Remarkably, recognition tunneling not only pinpointed amino acids with high reliability from single complex burst signals, but managed to distinguish a post-translationally modified protein (sarcosine) from its unmodified precursor (glycine) and also to discriminate between mirror-image molecules knows as enantiomers and so-called isobaric molecules, which differ in peptide sequence but exhibit identical masses.

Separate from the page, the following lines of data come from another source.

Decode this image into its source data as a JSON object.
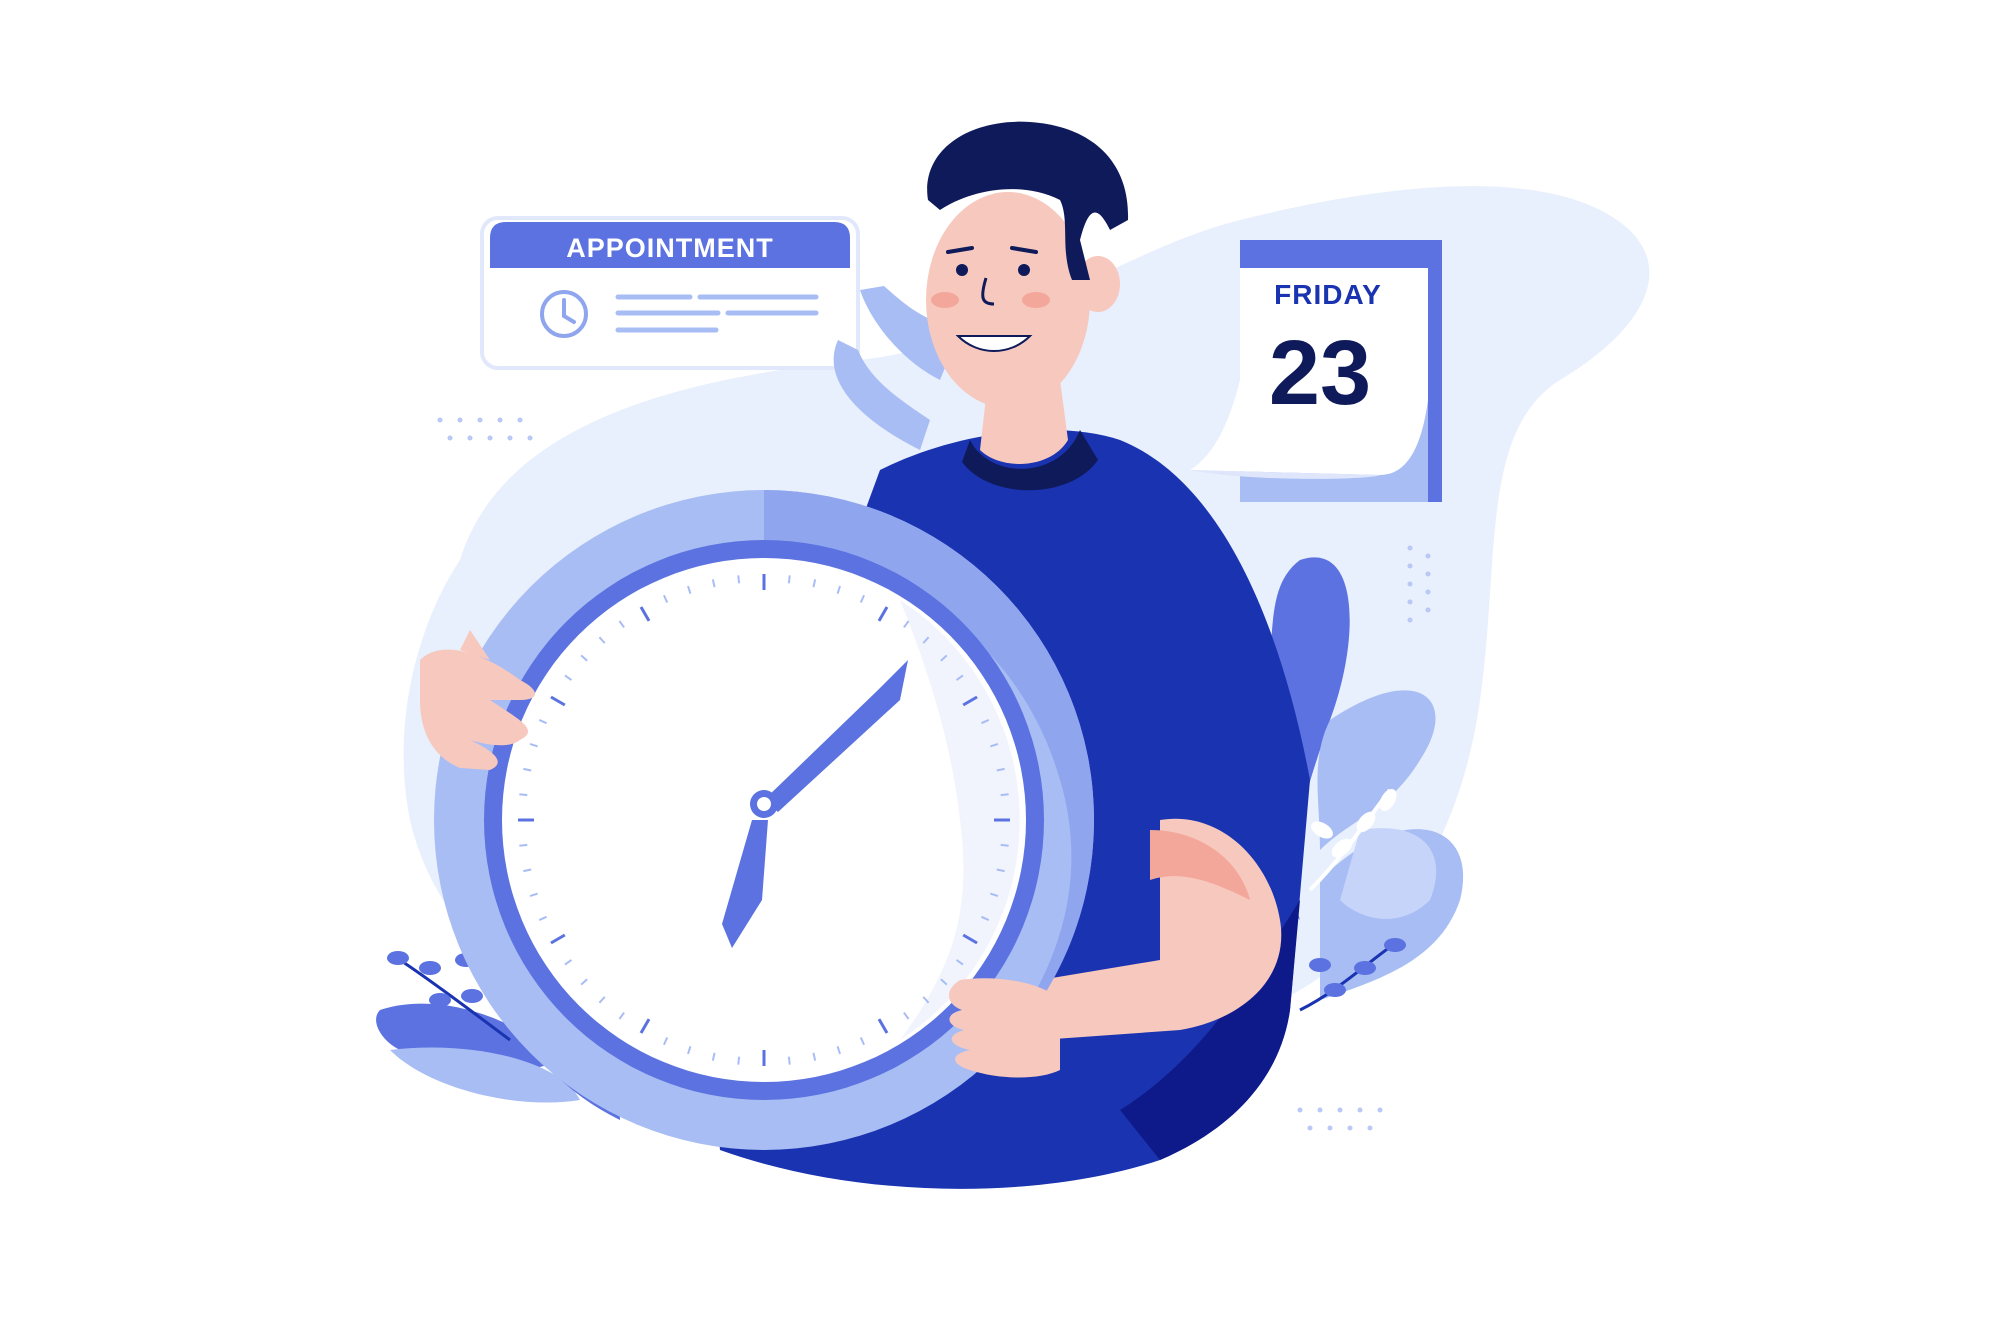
{
  "appointment_card": {
    "title": "APPOINTMENT",
    "icon": "clock-icon"
  },
  "calendar": {
    "day": "FRIDAY",
    "date": "23"
  },
  "clock": {
    "hour_hand": "about 7",
    "minute_hand": "about 7 minutes past"
  },
  "colors": {
    "primary": "#1a33b0",
    "accent": "#5b72e0",
    "light": "#a7bdf4",
    "pale": "#e8effd",
    "dark_navy": "#0f1a5a",
    "skin": "#f7c8bd"
  }
}
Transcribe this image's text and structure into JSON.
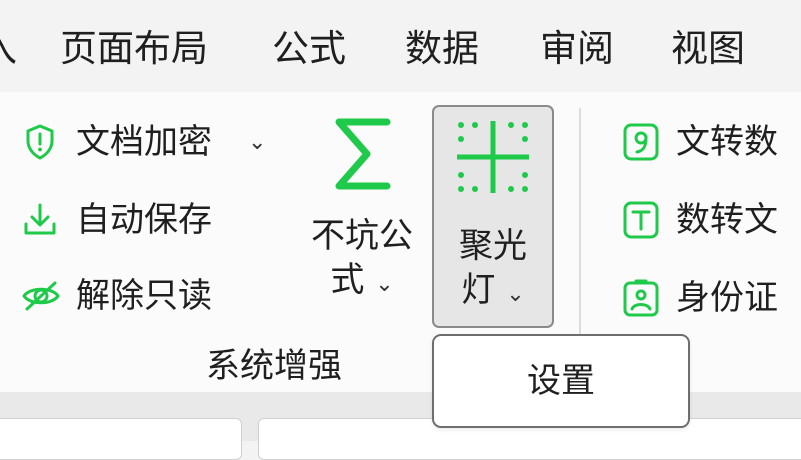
{
  "menu": {
    "partial_left": "入",
    "items": [
      "页面布局",
      "公式",
      "数据",
      "审阅",
      "视图"
    ]
  },
  "ribbon": {
    "security_group": {
      "encrypt": "文档加密",
      "autosave": "自动保存",
      "unlock_readonly": "解除只读"
    },
    "formula_button": {
      "line1": "不坑公",
      "line2": "式"
    },
    "spotlight_button": {
      "line1": "聚光",
      "line2": "灯"
    },
    "group_label": "系统增强",
    "convert_group": {
      "text_to_number": "文转数",
      "number_to_text": "数转文",
      "id_card": "身份证"
    }
  },
  "popup": {
    "settings": "设置"
  },
  "colors": {
    "accent_green": "#1fc94a",
    "ribbon_bg": "#fbfbfb",
    "menubar_bg": "#f3f3f3"
  },
  "icons": {
    "encrypt": "shield-exclamation-icon",
    "autosave": "download-icon",
    "unlock": "eye-off-icon",
    "formula": "sigma-icon",
    "spotlight": "crosshair-grid-icon",
    "text_to_number": "digit-nine-icon",
    "number_to_text": "letter-t-icon",
    "id_card": "id-card-icon"
  }
}
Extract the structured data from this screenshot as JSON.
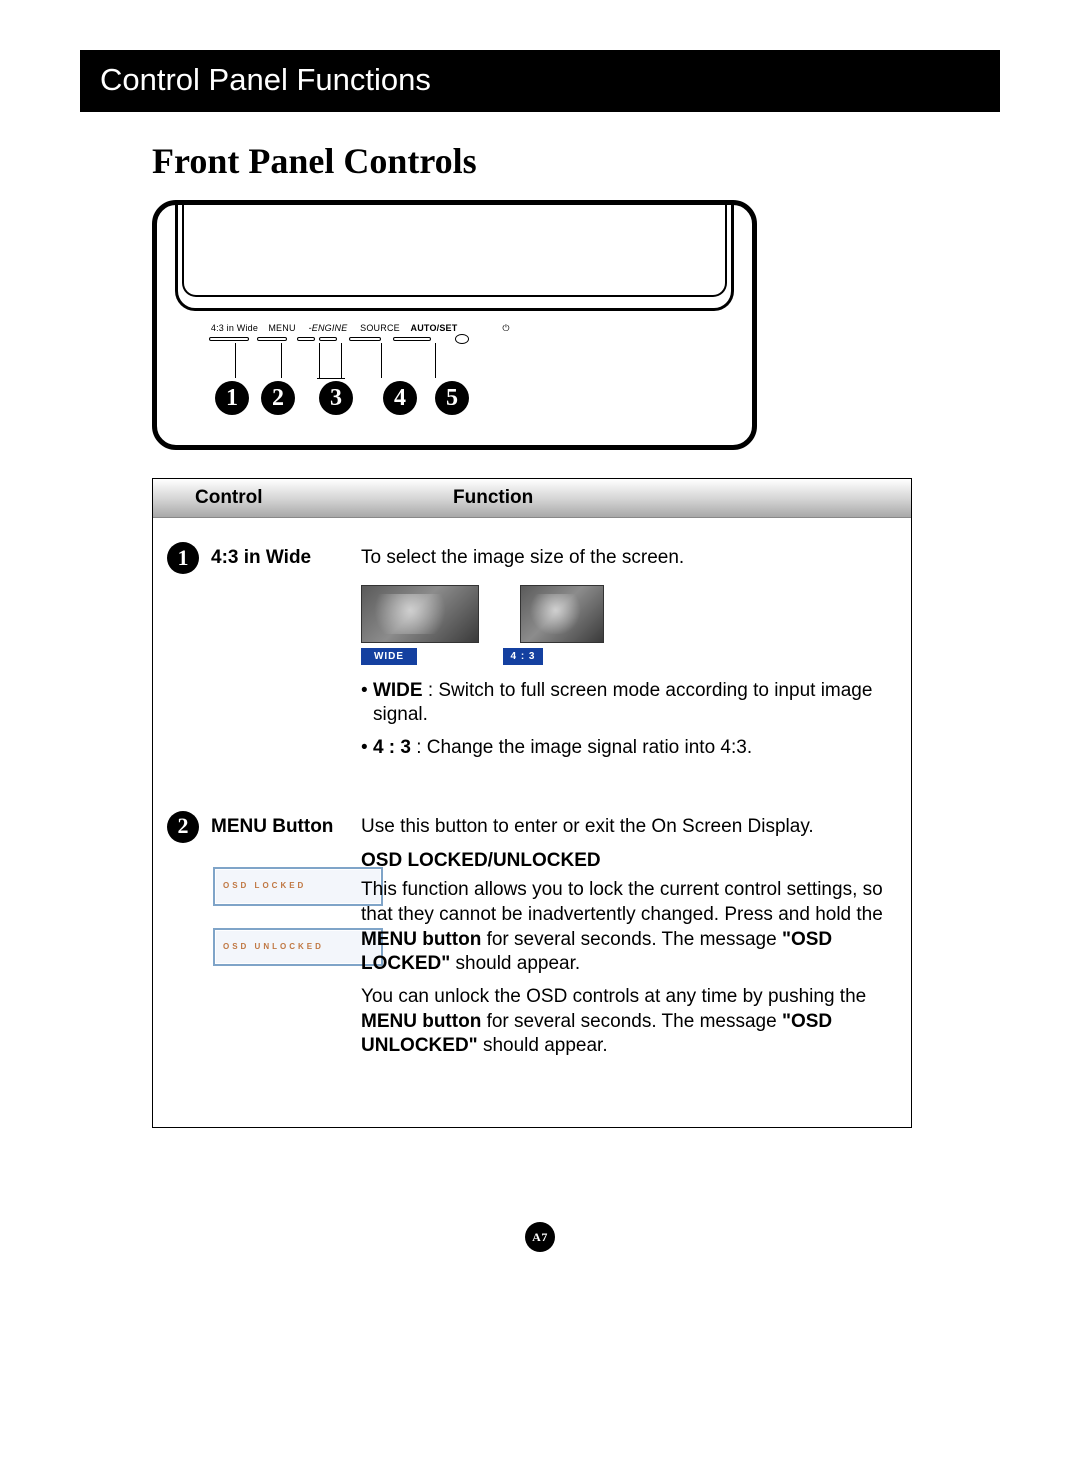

Pathway to the $1000 dollar proteome?
Lindsay indicates that the new studies, which rely on innovative strategies for handling single molecules coupled with startling advances in computing power, open up horizons that were inconceivable only a short time ago. It is becoming clear that the tools that made the $1000 genome feasible are equally applicable to an eventual $1000 dollar proteome. Indeed, such a landmark may not be far off. "Why not?" Lindsay asks. "People think it's crazy but the technical tools are there and what will work for DNA sequencing will work for protein sequencing."
While the tunneling measurements have until now been made using a complex laboratory instrument known as a scanning tunneling microscope (STM), Lindsay and his colleagues are currently working on a solid state device capable of fast, cost-effective and clinically applicable recognition tunneling of amino acids and other analytes. Eventual application of such solid-state devices in massively parallel systems should make clinical proteomics a practical reality.